Achaia
- Cover of first edition
- Author: Andrzej Ziemiański
- Illustrator: Dominik Broniek
- Cover artist: Piotr Cieśliński
- Language: Polish
- Series: Achaia
- Genre: Fantasy
- Publisher: Fabryka Słów
- Publication date: December 2002, November 2003, December 2004
- Publication place: Poland
- Media type: Print (Paperback)
- Pages: 624 pp (first volume) 558 pp (second volume) 416 pp (third volume)
- ISBN: 83-89011-05-0 83-89011-33-6 83-89011-25-5

= Achaja =

Three-part novel by Andrzej Ziemiański

Achaia is a Polish fantasy series of novels written by Andrzej Ziemiański, published in three volumes in 2002, 2003 and 2004 by the Fabryka Słów. The first two volumes received the Janusz A. Zajdel Award nomination (in 2002 and 2003, respectively); the second one received the Nautilus Award in 2004. All three volumes were reissued in 2011.

The Achaia series is written as a trilogy and the first three volumes are considered to be the first part of the trilogy.
The second part of the trilogy is called Pomnik Cesarzowej Achai (The Monument of the Empress Achaia).

== Plot synopsis ==
Achaja is a firstborn daughter of one of the seven Great Dukes of Troy, Archentar. It is a Troy's tradition to have the first child sent to a military service in their youth. While most noble families manage to get their daughters out of this ordeal by temporary adopting some boys from lesser nobility, Archentar is manipulated by his young wife to actually send the princess off to the training. Soon after, her unit is dispatched to a battlefield and captured by the enemy forces of Luan. There, Achaja is to be used as a leverage to get back lands from Troy. Upon Archentar's diplomatic visit in Luan, the girl is tortured beneath his window so that the man could hear her screams before the negotiations over lands. As the man does not budge, she is made into a slave and sent to a labour camp to build a Royal Road. In order to survive, she takes a deal made by two experienced slaves to sell her body to them for protection. One of them, Hekke, turns out to have been a famous sword master before he disgraced himself and ended up as a slave. He teaches Achaja the craft. After a while, Achaja decides to try and run away from the camp despite the risk of terrible death if she is caught. Against all odds, she manages to succeed and starts her journey which will make her take on many different roles: a prostitute, a farmer girl and finally, a soldier instrumental in a war that will change the shape of the whole continent.
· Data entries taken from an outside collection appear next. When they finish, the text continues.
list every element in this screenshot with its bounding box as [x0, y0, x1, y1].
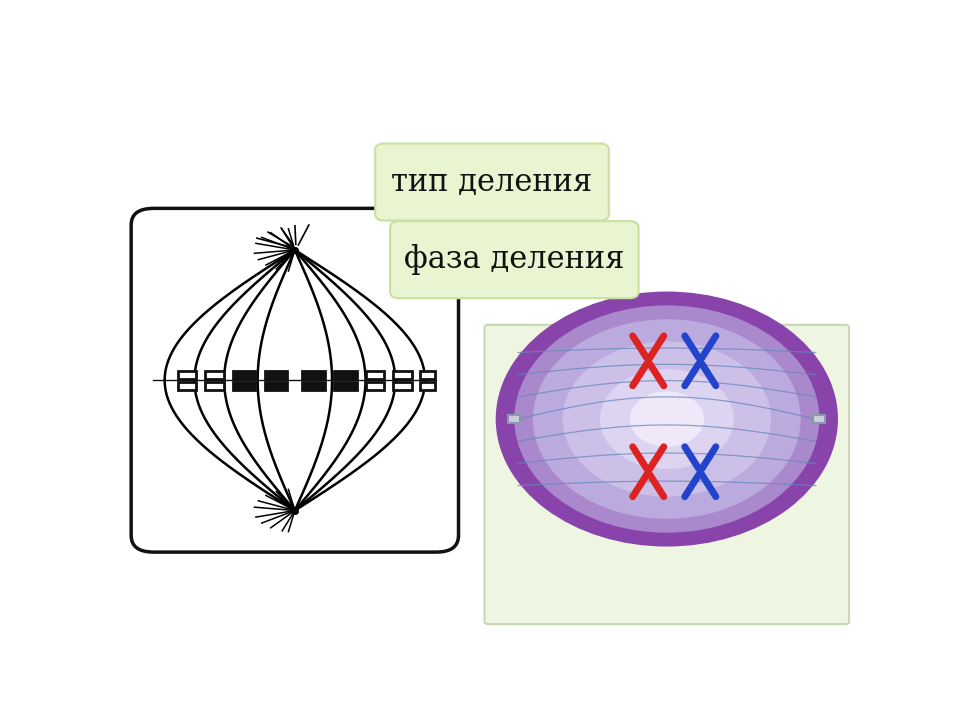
Ellipse shape: [495, 292, 838, 546]
Bar: [178, 371, 196, 379]
Bar: [233, 382, 255, 390]
FancyBboxPatch shape: [485, 325, 849, 624]
Bar: [366, 371, 385, 379]
Bar: [334, 371, 356, 379]
Ellipse shape: [630, 391, 704, 446]
Bar: [302, 371, 324, 379]
FancyBboxPatch shape: [375, 143, 609, 220]
Ellipse shape: [515, 305, 820, 533]
Bar: [205, 371, 224, 379]
Bar: [394, 382, 412, 390]
Bar: [302, 382, 324, 390]
Bar: [178, 382, 196, 390]
Bar: [334, 382, 356, 390]
Bar: [509, 415, 520, 423]
Text: тип деления: тип деления: [392, 166, 592, 197]
Bar: [205, 382, 224, 390]
Ellipse shape: [533, 319, 801, 519]
Text: фаза деления: фаза деления: [404, 244, 625, 275]
Bar: [265, 371, 287, 379]
Bar: [265, 382, 287, 390]
FancyBboxPatch shape: [132, 208, 459, 552]
Bar: [420, 371, 435, 379]
Ellipse shape: [600, 369, 733, 469]
Ellipse shape: [563, 341, 771, 497]
Bar: [233, 371, 255, 379]
Bar: [394, 371, 412, 379]
FancyBboxPatch shape: [390, 221, 638, 298]
Bar: [366, 382, 385, 390]
Bar: [420, 382, 435, 390]
Bar: [813, 415, 826, 423]
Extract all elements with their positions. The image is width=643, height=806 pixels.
When Achaja is first introduced to the reader, she compares herself to a little girl of which she has been reading - alone in the woods and afraid of monsters. As her own story goes on, Achaja realises that she has now herself become a monster that little girls in the woods may be afraid of.
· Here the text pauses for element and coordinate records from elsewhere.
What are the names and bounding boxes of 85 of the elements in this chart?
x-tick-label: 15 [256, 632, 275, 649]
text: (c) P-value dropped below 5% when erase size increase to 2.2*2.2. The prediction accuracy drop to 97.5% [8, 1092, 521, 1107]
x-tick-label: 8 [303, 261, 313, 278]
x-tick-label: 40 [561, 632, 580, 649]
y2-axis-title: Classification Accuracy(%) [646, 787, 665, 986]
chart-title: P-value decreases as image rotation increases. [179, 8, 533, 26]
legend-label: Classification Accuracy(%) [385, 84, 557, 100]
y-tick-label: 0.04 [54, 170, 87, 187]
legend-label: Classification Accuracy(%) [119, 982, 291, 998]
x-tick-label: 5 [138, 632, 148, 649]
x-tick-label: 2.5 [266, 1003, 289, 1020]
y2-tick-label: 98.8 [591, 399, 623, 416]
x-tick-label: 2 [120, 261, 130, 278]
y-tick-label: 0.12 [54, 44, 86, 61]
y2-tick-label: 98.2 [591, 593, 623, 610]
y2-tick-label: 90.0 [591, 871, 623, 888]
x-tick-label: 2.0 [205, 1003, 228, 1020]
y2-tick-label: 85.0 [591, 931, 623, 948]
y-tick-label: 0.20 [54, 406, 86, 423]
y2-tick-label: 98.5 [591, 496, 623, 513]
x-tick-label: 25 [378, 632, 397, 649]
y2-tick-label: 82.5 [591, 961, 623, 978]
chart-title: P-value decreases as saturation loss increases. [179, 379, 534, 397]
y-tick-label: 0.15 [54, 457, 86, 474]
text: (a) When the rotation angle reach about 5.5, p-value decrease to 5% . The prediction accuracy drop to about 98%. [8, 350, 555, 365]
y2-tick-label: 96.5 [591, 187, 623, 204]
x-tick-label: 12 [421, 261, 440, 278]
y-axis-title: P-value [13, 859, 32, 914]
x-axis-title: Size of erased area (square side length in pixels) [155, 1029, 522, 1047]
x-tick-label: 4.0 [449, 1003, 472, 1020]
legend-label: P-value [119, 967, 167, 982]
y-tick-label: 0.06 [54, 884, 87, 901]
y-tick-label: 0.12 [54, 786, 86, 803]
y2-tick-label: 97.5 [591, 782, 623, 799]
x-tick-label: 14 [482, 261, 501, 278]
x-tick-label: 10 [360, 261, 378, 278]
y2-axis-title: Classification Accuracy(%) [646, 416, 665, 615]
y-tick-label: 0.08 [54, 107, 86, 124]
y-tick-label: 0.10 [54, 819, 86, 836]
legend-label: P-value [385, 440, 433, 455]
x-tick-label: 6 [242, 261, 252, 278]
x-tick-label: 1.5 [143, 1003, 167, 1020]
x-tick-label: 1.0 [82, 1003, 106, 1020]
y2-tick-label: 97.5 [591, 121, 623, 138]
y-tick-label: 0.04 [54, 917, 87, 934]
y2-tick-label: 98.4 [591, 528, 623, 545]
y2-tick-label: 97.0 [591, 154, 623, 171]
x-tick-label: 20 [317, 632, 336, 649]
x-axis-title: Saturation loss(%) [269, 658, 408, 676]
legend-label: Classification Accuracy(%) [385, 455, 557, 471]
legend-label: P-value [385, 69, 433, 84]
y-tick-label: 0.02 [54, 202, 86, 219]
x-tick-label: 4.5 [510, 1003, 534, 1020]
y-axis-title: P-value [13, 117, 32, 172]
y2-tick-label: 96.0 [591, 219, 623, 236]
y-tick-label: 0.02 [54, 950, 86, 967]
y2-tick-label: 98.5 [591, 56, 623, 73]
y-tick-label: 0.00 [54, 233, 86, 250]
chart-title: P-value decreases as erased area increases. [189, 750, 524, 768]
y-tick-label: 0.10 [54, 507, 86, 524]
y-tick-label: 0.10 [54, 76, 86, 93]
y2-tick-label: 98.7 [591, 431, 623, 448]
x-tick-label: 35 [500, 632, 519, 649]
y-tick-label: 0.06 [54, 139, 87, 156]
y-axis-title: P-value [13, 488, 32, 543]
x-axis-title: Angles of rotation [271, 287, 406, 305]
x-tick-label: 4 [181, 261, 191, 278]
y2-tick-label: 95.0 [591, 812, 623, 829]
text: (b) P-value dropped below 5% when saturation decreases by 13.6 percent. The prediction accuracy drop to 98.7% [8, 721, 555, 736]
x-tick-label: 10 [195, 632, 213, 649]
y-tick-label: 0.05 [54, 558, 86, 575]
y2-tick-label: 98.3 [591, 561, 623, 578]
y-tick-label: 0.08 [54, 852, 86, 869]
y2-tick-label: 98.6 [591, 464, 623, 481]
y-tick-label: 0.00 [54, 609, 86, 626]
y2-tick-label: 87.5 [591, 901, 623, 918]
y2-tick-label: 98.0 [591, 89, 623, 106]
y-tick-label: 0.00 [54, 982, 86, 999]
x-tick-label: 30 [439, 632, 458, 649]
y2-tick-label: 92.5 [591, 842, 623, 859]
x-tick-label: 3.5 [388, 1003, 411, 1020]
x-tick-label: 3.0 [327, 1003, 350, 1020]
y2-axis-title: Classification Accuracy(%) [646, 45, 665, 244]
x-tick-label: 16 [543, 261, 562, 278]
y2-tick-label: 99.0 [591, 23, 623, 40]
A wizard Meredith is visited by one of the gods, who tells him to slay the leader of The Order, a powerful religious organization that oversees this world. He attempts to fulfill the god's will, but fails and is captured by the Knights of the Order. He is sentenced to life in a dark, underground cell. Even though it is said that nobody can get into the cell once it is locked, the wizard is soon visited by Virus - a creature that claims to have neither a body nor a soul. Virus promises the man to help him accomplish what nobody ever did - to escape from the Order's prison.
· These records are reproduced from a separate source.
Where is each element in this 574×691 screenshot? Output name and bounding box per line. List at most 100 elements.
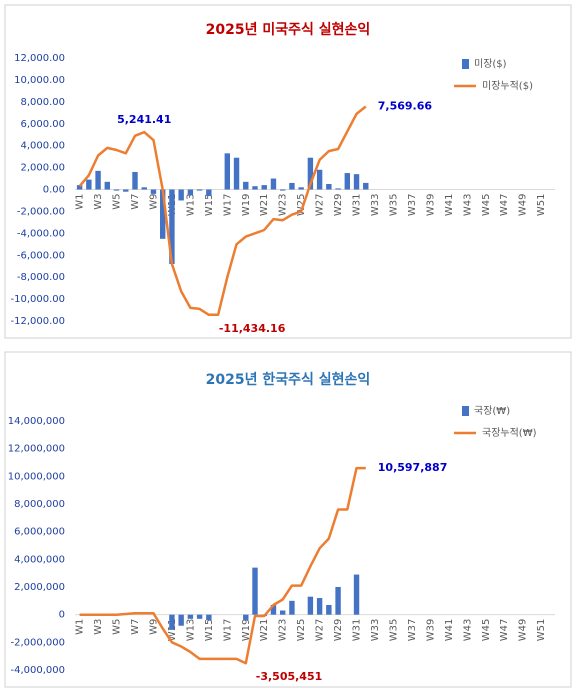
x-tick-label: W51 bbox=[536, 194, 547, 217]
x-tick-label: W3 bbox=[93, 619, 104, 635]
bar bbox=[316, 598, 323, 615]
y-tick-label: 0 bbox=[59, 610, 65, 621]
bar bbox=[252, 186, 258, 190]
bar bbox=[307, 157, 314, 190]
x-tick-label: W33 bbox=[370, 194, 381, 217]
x-tick-label: W1 bbox=[75, 619, 86, 635]
x-tick-label: W19 bbox=[241, 194, 252, 217]
bar bbox=[243, 181, 249, 190]
bar bbox=[224, 153, 231, 190]
x-tick-label: W43 bbox=[462, 619, 473, 642]
x-tick-label: W37 bbox=[407, 619, 418, 642]
y-tick-label: -4,000.00 bbox=[17, 228, 65, 239]
x-tick-label: W45 bbox=[481, 619, 492, 642]
bar bbox=[270, 178, 277, 190]
x-tick-label: W3 bbox=[93, 194, 104, 210]
x-tick-label: W29 bbox=[333, 194, 344, 217]
y-tick-label: -12,000.00 bbox=[10, 316, 65, 327]
y-tick-label: 2,000.00 bbox=[20, 163, 65, 174]
x-tick-label: W1 bbox=[75, 194, 86, 210]
legend-swatch bbox=[462, 406, 469, 416]
data-label: 5,241.41 bbox=[117, 113, 171, 126]
bar bbox=[353, 574, 360, 615]
y-tick-label: 6,000.00 bbox=[20, 119, 65, 130]
y-tick-label: -4,000,000 bbox=[10, 665, 65, 676]
y-tick-label: 10,000.00 bbox=[14, 75, 65, 86]
x-tick-label: W35 bbox=[388, 619, 399, 642]
bar bbox=[196, 614, 203, 619]
x-tick-label: W27 bbox=[315, 194, 326, 217]
y-tick-label: 12,000,000 bbox=[8, 444, 65, 455]
bar bbox=[95, 170, 101, 190]
x-tick-label: W37 bbox=[407, 194, 418, 217]
x-tick-label: W19 bbox=[241, 619, 252, 642]
bar bbox=[150, 189, 157, 194]
x-tick-label: W49 bbox=[518, 194, 529, 217]
x-tick-label: W7 bbox=[130, 619, 141, 635]
bar bbox=[261, 185, 267, 190]
legend-swatch bbox=[462, 59, 469, 69]
y-tick-label: -6,000.00 bbox=[17, 250, 65, 261]
bar bbox=[178, 189, 184, 201]
y-tick-label: 2,000,000 bbox=[14, 582, 65, 593]
x-tick-label: W51 bbox=[536, 619, 547, 642]
legend-label: 미장누적($) bbox=[482, 80, 533, 92]
bar bbox=[159, 189, 166, 239]
bar bbox=[113, 189, 120, 191]
x-tick-label: W11 bbox=[167, 619, 178, 642]
x-tick-label: W9 bbox=[148, 619, 159, 635]
bar bbox=[104, 181, 111, 190]
x-tick-label: W23 bbox=[278, 619, 289, 642]
legend-label: 미장($) bbox=[474, 58, 507, 70]
bar bbox=[206, 614, 212, 621]
x-tick-label: W17 bbox=[222, 619, 233, 642]
x-tick-label: W31 bbox=[352, 194, 363, 217]
x-tick-label: W5 bbox=[112, 194, 123, 210]
chart-title: 2025년 미국주식 실현손익 bbox=[206, 21, 371, 38]
y-tick-label: 12,000.00 bbox=[14, 53, 65, 64]
y-tick-label: -2,000,000 bbox=[10, 637, 65, 648]
x-tick-label: W15 bbox=[204, 619, 215, 642]
x-tick-label: W29 bbox=[333, 619, 344, 642]
x-tick-label: W7 bbox=[130, 194, 141, 210]
y-tick-label: 8,000,000 bbox=[14, 499, 65, 510]
bar bbox=[178, 614, 184, 626]
bar bbox=[206, 189, 212, 197]
data-label: 10,597,887 bbox=[378, 461, 448, 474]
bar bbox=[243, 614, 249, 621]
legend-label: 국장누적(₩) bbox=[482, 427, 537, 439]
data-label: 7,569.66 bbox=[378, 100, 433, 113]
x-tick-label: W25 bbox=[296, 194, 307, 217]
y-tick-label: 8,000.00 bbox=[20, 97, 65, 108]
bar bbox=[132, 171, 138, 190]
legend-label: 국장(₩) bbox=[474, 405, 510, 417]
bar bbox=[298, 187, 304, 190]
x-tick-label: W35 bbox=[388, 194, 399, 217]
chart-frame bbox=[4, 351, 572, 688]
bar bbox=[289, 600, 295, 615]
x-tick-label: W47 bbox=[499, 619, 510, 642]
bar bbox=[335, 587, 341, 615]
bar bbox=[187, 614, 194, 619]
y-tick-label: -10,000.00 bbox=[10, 294, 65, 305]
bar bbox=[169, 614, 175, 630]
bar bbox=[326, 604, 332, 615]
x-tick-label: W21 bbox=[259, 619, 270, 642]
bar bbox=[123, 189, 129, 192]
bar bbox=[363, 182, 369, 190]
x-tick-label: W25 bbox=[296, 619, 307, 642]
x-tick-label: W39 bbox=[425, 619, 436, 642]
x-tick-label: W47 bbox=[499, 194, 510, 217]
bar bbox=[252, 567, 258, 615]
y-tick-label: 14,000,000 bbox=[8, 416, 65, 427]
y-tick-label: 4,000.00 bbox=[20, 141, 65, 152]
x-tick-label: W21 bbox=[259, 194, 270, 217]
x-tick-label: W31 bbox=[352, 619, 363, 642]
x-tick-label: W41 bbox=[444, 619, 455, 642]
x-tick-label: W33 bbox=[370, 619, 381, 642]
bar bbox=[289, 182, 295, 190]
bar bbox=[270, 604, 277, 615]
bar bbox=[169, 189, 175, 265]
bar bbox=[307, 596, 314, 615]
Zaan is a highly intelligent scribe bored with the routine of everyday life. He dreams of becoming a legend, of making his mark in history and being remembered by generations to come. Yet his life passes monotonously. Until one day he meets Sirius, a young contract killer. Zaan is drawn to the adventurous life that Sirius leads and decides to become his companion. When the two men start talking, Sirius tells Zaan how as a child he was captured by pirates and made into a slave. He recounts that among other slaves on the ship, there was another boy his age - a long missing son of Great Duke Orion whose fate remained a mystery for years and was only known by Sirius. He and the prince befriended and the young royal told him many stories about Orion's court. One day, the pirate ship started leaking and everyone but Sirius died. Hearing the story, Zaan comes up with an idea to convince Orion that Sirius is in fact the missing prince. With his wit and knowledge, the man manages to get them into Orion's court and soon gains power that he could previously only dream of. Determined more than ever to get everything he ever wanted, Zaan wages a war against the whole world.